Maple Grove, MINN. — A partnership between a parish from the United States and a Haitian parish became an even greater blessing after the church in Bouzy, Haiti, collapsed in a rainstorm. And the Knights of Columbus immediately came together to help.
St. Catherine d’ Alexandre Church in Haiti was resilient: It had survived the 2010 earthquake. But the earthquake left it damaged, and when repairs couldn’t be made for more than a decade, a rainstorm this past January finally brought the roof down.
Knights of St. Joseph the Worker Council 13359 stepped up to aid the Haiti parish in their fundraising efforts, hosting an Oct. 5 benefit dinner with former NFL Center and Knight Matt Birk.
“It's all pretty simple,” Birk said in his address at the event. “At the end of life, we need to answer three questions. Did I love God? Did I love my neighbor? Did I use the talents God gave me to further his glory? That's it."
While Knights Patrick Farrelly and Dan Broten won’t take credit, they and their fellow council can answer yes to all three questions. They organized the fundraiser dinner which, according to their estimates, may net $25,000 for the church in Bouzy. That’s on top of the parish’s $130,000 raised in a separate campaign, to which the Knights contributed $2,500 as well as recruiting donors. All of this goes towards rebuilding the church.
“I felt inspired by the Holy Spirit and I thought that more was possible than we realized,” Farrelly said regarding the decision to do a fundraiser that complemented the parish’s efforts. “It’s been a journey of love.”

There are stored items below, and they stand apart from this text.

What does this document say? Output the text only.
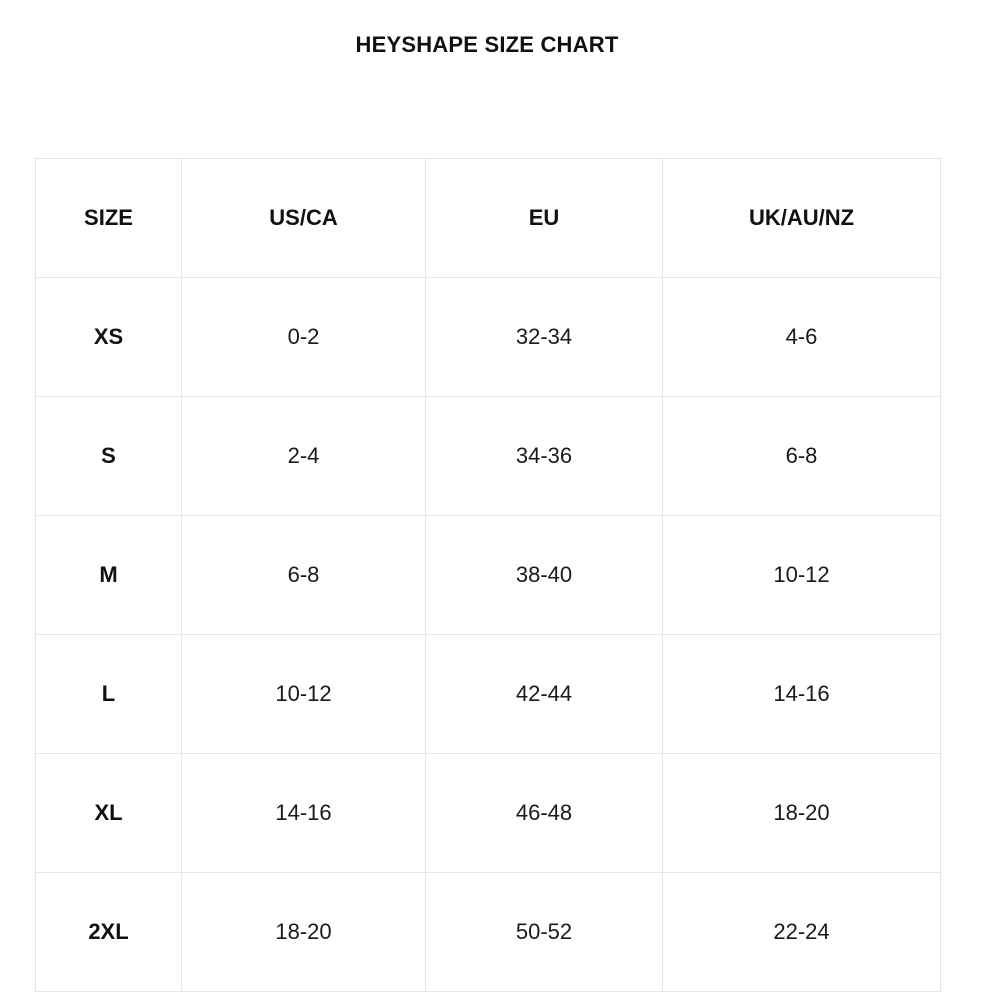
HEYSHAPE SIZE CHART
SIZE	US/CA	EU	UK/AU/NZ
XS	0-2	32-34	4-6
S	2-4	34-36	6-8
M	6-8	38-40	10-12
L	10-12	42-44	14-16
XL	14-16	46-48	18-20
2XL	18-20	50-52	22-24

But it’s not just about the money.
The partnership between St. Joseph the Worker and St. Catherine d’ Alexandre parish predates the earthquake. A mission trip to a Haiti orphanage in 2008 prompted parishioners to consider a twinning program, where two parishes from different countries partner together, often to aid needy parishes like St. Catherine’s. The two parishes partnered in 2009, and volunteers and Knights have made biannual visits ever since, forming a bond that has lasted nearly a decade.
“Over the years we have had to emphasize with each new pastor the relationship aspect rather than being the bank or the fix-it man,” Father Mike Sullivan, pastor of St. Joseph. “As a result, when we go there or they come here, we truly seek ways to bond together.”
The Knights and volunteers bring medical supplies, water filtration systems (and technicians to train parishioners in their use), soccer balls and even Knights of Columbus shirts for children to wear as soccer uniforms.
When the church roof collapsed, the congregation had to hold Mass under the eaves of the neighboring Catholic school, using a shelter constructed from debris. Parishioners pushed down the crumbling walls to make it safe for school children to still use the playground adjacent to the church. The local men had formed a group similar to the Knights of Columbus, called the Good Samaritans, and learned that they could be part of something greater.
“I have always been a Knight,” St. Catherine’s pastor Father Claude Telemaque said.
Father Claude joined the Knights of Columbus after he visited the American parish and learned about the Knights and their work. The Good Samaritans became a Knights of Columbus roundtable. Through their partnership, the Knights have helped the roundtable get uniforms for their members that double as choir outfits when they sing at Mass. The Knights have also provided a processional cross and memorial chalice for the parish to use.
“We try to surround men with other men of good faith practices, good morals and good parenting skills,” Father Mike said. “The Knights of Columbus have always been a shining example of people working together to make the Kingdom of God visible in families, in the parish and in our towns.”
Stemming from a love for God, the Knights’ work to help their international neighbors is a witness to the way Catholics can put their talents towards furthering his glory.